Um das Ganze passend zu machen, muss also an mehreren Stellen nachgebessert werden, wobei darauf hingewiesen wird, dass wir hier von Bearbeitungen im Millimeterbereich sprechen! Eine Richtungsänderung der Bohrung um einen Millimeter am Krümmeranschluss führt unter Umständen zu mehreren Zentimetern veränderter Ausladung der Töpfe am oberen Ende. Also Vorsicht: Jede Anpassung einzeln und schrittweise für sich vornehmen! Und zwischendurch immer wieder "dranhalten" und prüfen. Wer etwas mehr Mut hat, der weitet die Bohrungen um 1,5 bis 2 mm aus und richtet das Ganze mit den Auspuffhaltern aus. Aber nicht meckern, wenn die Chose nicht dicht wird!

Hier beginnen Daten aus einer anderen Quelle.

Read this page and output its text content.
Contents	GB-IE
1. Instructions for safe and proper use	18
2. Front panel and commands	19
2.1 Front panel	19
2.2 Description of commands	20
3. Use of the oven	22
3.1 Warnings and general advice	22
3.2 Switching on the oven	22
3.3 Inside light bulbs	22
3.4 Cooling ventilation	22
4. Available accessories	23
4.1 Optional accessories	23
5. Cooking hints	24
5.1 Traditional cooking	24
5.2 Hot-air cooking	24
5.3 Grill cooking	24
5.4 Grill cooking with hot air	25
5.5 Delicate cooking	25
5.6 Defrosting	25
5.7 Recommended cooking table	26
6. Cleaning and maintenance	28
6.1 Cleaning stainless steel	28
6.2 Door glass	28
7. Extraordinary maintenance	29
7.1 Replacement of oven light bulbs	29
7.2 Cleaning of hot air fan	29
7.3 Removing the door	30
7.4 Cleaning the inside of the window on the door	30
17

Apropos Auspuffhalter: Die mitgelieferten Teile sind - höflich ausgedrückt - "einfacher Natur" und sehen an der Originalrahmenaufnahme, die bekanntlich zwei Befestigungspunkte hat, bescheiden aus. Aufgrund der geschilderten Anpassungen wird aber auch klar, warum die Halter eine relativ große Materialstärke haben. Es sollen die Auspuffe (vor allem der linke) "herangezogen" und gehalten werden können. Vorweggenommen, die Halter hätten bei mir überhaupt nicht gepasst. Ich hätte auch die Befestigungslaschen an den Töpfen ändern müssen. Ich nehme an, dass Lenis da beim Einbau recht grob dran geht, und das ganze "passend" macht. Aufgrund des Supermaterials (auch an der TL) kann man das wahrscheinlich machen.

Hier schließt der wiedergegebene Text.